En definitiva, podemos tener la falsa creencia que perdonar o ser perdonados  es solo  “cosa de curas”, pero siento disentir, es verdad que ser una persona religiosa con toda una vida trabajando un camino espiritual puede ayudar a ejercer el perdón con mayor facilidad, esto no lo dudo, pero el perdón es también un don a disposición de cualquiera, gratuito, disponible a cualquier hora y en cualquier situación, pero  reconocer que nosotros, como simples mortales  también tenemos esta posibilidad de hacerlo nuestro, nos obliga a reconocer desde nuestros grandes egos, que en el fondo, es un tema que nos resulta difícil e incómodo.

Como mortal que yo también soy  pero con un deseo de  tomar decisiones, y emprender acciones con la mayor calidad humana de la que soy capaz, en mi experiencia de liderazgo, he aprendido, que solo liderando desde esta “misericordia organizacional”, podemos avanzar. Sigo siendo una absoluta principiante en este desafiante camino de liderazgo, pero a pesar de ello, soy una convencida que solo teniendo  un acercamiento desde ahí, con nuestros equipos, con nuestros colegas y nuestros superiores, lograremos ser organizaciones saludables.

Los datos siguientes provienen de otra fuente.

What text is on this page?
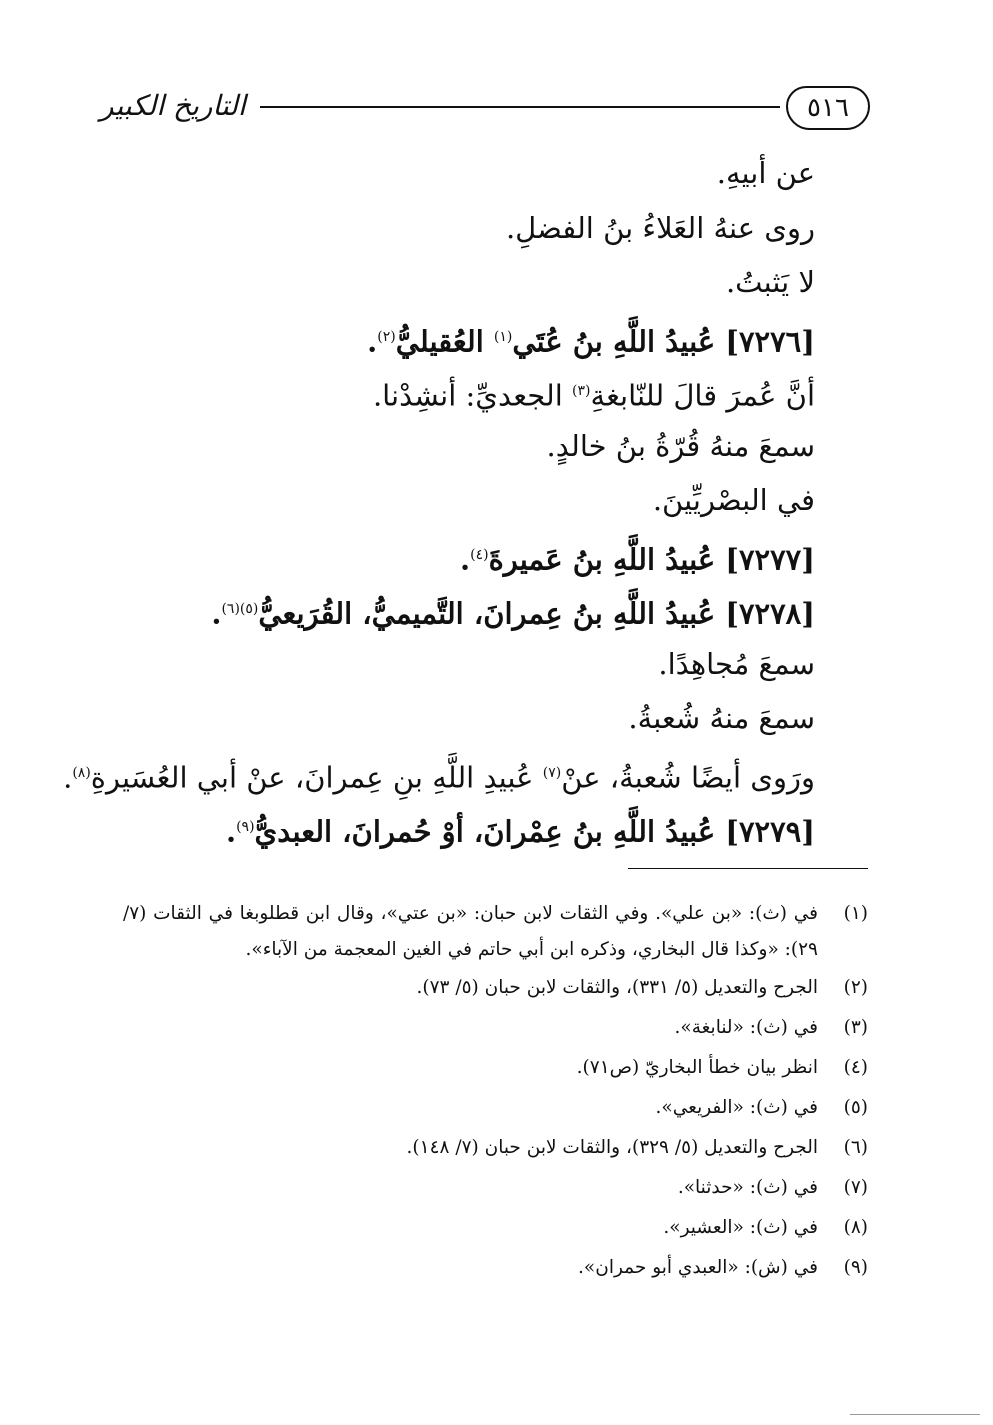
التاريخ الكبير	٥١٦
عن أبيهِ.
روى عنهُ العَلاءُ بنُ الفضلِ.
لا يَثبتُ.
[٧٢٧٦] عُبيدُ اللَّهِ بنُ عُتَي$^{(١)}$ العُقيليُّ$^{(٢)}$.
أنَّ عُمرَ قالَ للنّابغةِ$^{(٣)}$ الجعديِّ: أنشِدْنا.
سمعَ منهُ قُرّةُ بنُ خالدٍ.
في البصْريِّينَ.
[٧٢٧٧] عُبيدُ اللَّهِ بنُ عَميرةَ$^{(٤)}$.
[٧٢٧٨] عُبيدُ اللَّهِ بنُ عِمرانَ، التَّميميُّ، القُرَيعيُّ$^{(٥)(٦)}$.
سمعَ مُجاهِدًا.
سمعَ منهُ شُعبةُ.
ورَوى أيضًا شُعبةُ، عنْ$^{(٧)}$ عُبيدِ اللَّهِ بنِ عِمرانَ، عنْ أبي العُسَيرةِ$^{(٨)}$.
[٧٢٧٩] عُبيدُ اللَّهِ بنُ عِمْرانَ، أوْ حُمرانَ، العبديُّ$^{(٩)}$.
(١)
في (ث): «بن علي». وفي الثقات لابن حبان: «بن عتي»، وقال ابن قطلوبغا في الثقات (٧/ ٢٩): «وكذا قال البخاري، وذكره ابن أبي حاتم في الغين المعجمة من الآباء».
(٢)
الجرح والتعديل (٥/ ٣٣١)، والثقات لابن حبان (٥/ ٧٣).
(٣)
في (ث): «لنابغة».
(٤)
انظر بيان خطأ البخاريّ (ص٧١).
(٥)
في (ث): «الفريعي».
(٦)
الجرح والتعديل (٥/ ٣٢٩)، والثقات لابن حبان (٧/ ١٤٨).
(٧)
في (ث): «حدثنا».
(٨)
في (ث): «العشير».
(٩)
في (ش): «العبدي أبو حمران».
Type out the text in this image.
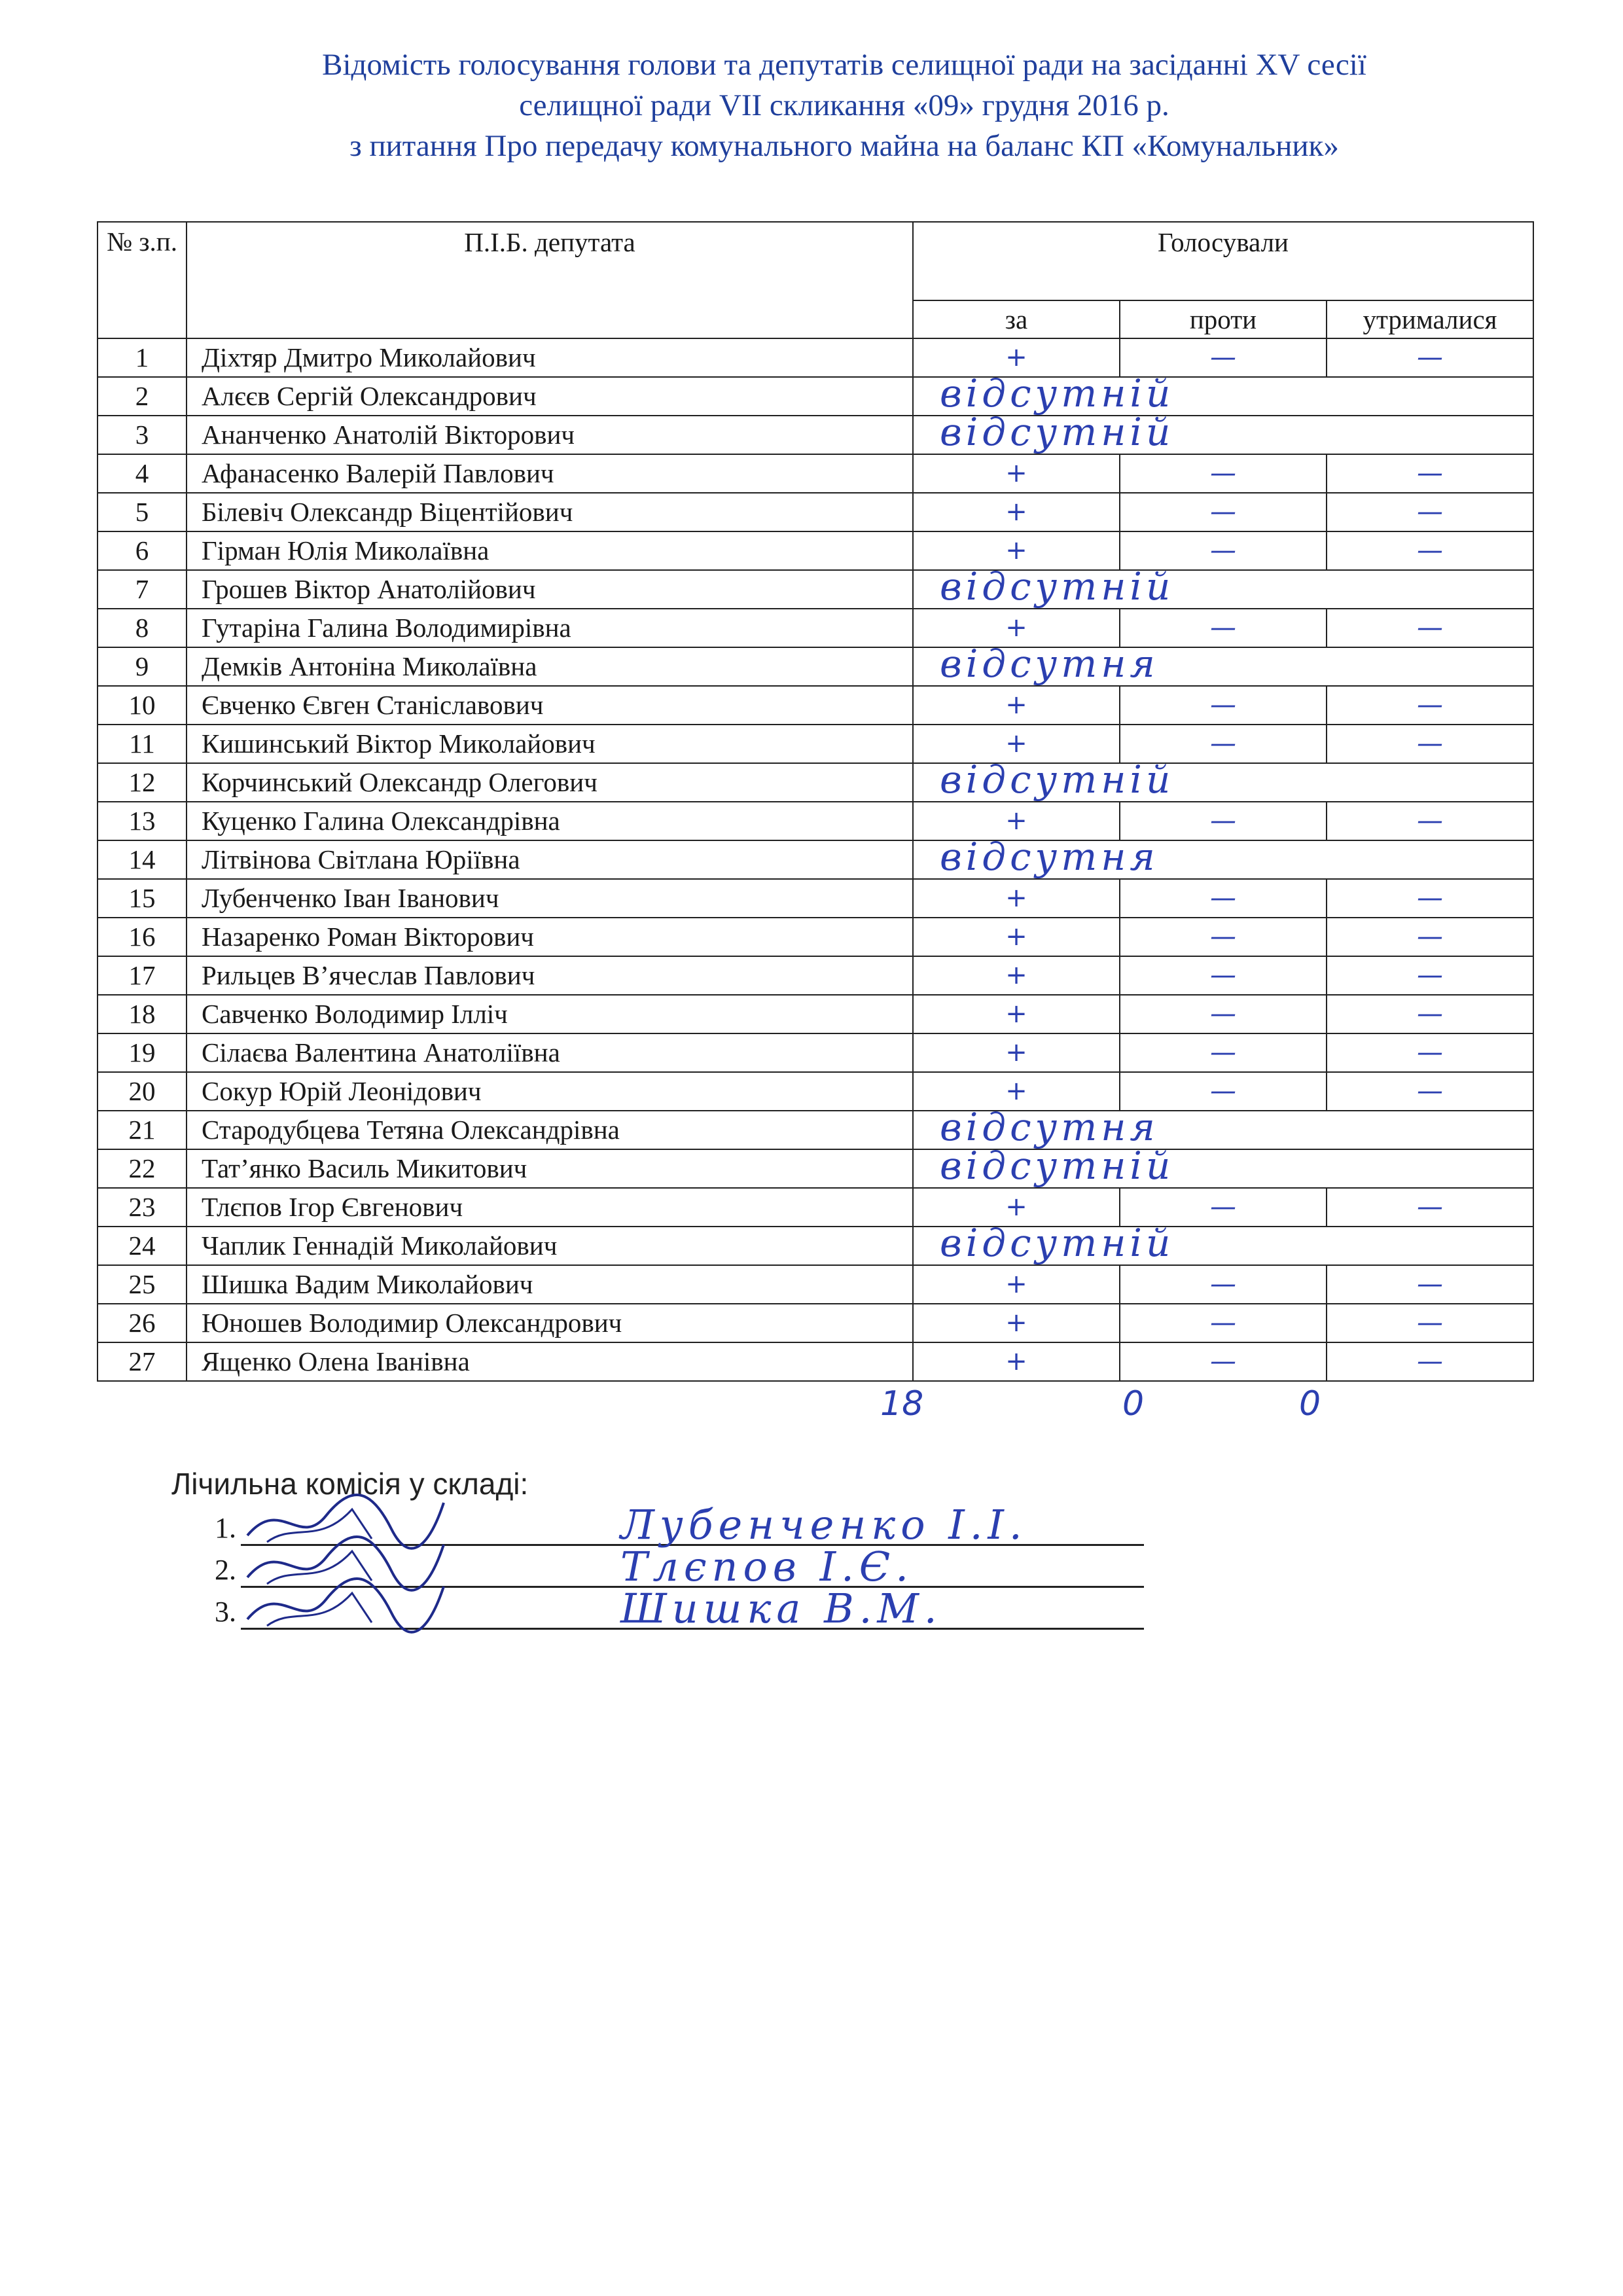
Відомість голосування голови та депутатів селищної ради на засіданні XV сесії
селищної ради VII скликання «09» грудня 2016 р.
з питання Про передачу комунального майна на баланс КП «Комунальник»
№ з.п.	П.І.Б. депутата	Голосували		
		за	проти	утрималися
1	Діхтяр Дмитро Миколайович	+	—	—
2	Алєєв Сергій Олександрович	відсутній		

3	Ананченко Анатолій Вікторович	відсутній		

4	Афанасенко Валерій Павлович	+	—	—
5	Білевіч Олександр Віцентійович	+	—	—
6	Гірман Юлія Миколаївна	+	—	—
7	Грошев Віктор Анатолійович	відсутній		

8	Гутаріна Галина Володимирівна	+	—	—
9	Демків Антоніна Миколаївна	відсутня		

10	Євченко Євген Станіславович	+	—	—
11	Кишинський Віктор Миколайович	+	—	—
12	Корчинський Олександр Олегович	відсутній		

13	Куценко Галина Олександрівна	+	—	—
14	Літвінова Світлана Юріївна	відсутня		

15	Лубенченко Іван Іванович	+	—	—
16	Назаренко Роман Вікторович	+	—	—
17	Рильцев В’ячеслав Павлович	+	—	—
18	Савченко Володимир Ілліч	+	—	—
19	Сілаєва Валентина Анатоліївна	+	—	—
20	Сокур Юрій Леонідович	+	—	—
21	Стародубцева Тетяна Олександрівна	відсутня		

22	Тат’янко Василь Микитович	відсутній		

23	Тлєпов Ігор Євгенович	+	—	—
24	Чаплик Геннадій Миколайович	відсутній		

25	Шишка Вадим Миколайович	+	—	—
26	Юношев Володимир Олександрович	+	—	—
27	Ященко Олена Іванівна	+	—	—
18	0	0
Лічильна комісія у складі:
1.	Лубенченко І.І.
2.	Тлєпов І.Є.
3.	Шишка В.М.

Tengamos muy en cuenta que en el mundo que ahora vivimos, donde la agilidad impera, la capacidad de perdonar y pedir perdón al otro, es también  una palanca para lograrla porque nos permite desatascar relaciones deterioradas, recuperar una colaboración necesaria para lograr un producto final, o retomar la ilusión del proyecto y sobre todo, restaurar nuestro propio liderazgo, el que nos permite a nosotros mismos no perder la brújula para seguir impulsando nuestra organización con agilidad y determinación, y hacer que los demás puedan ver en nuestro ejemplo una referencia para ir veloz, ágil, comprendiendo y olvidando todo aquello que nos impida avanzar.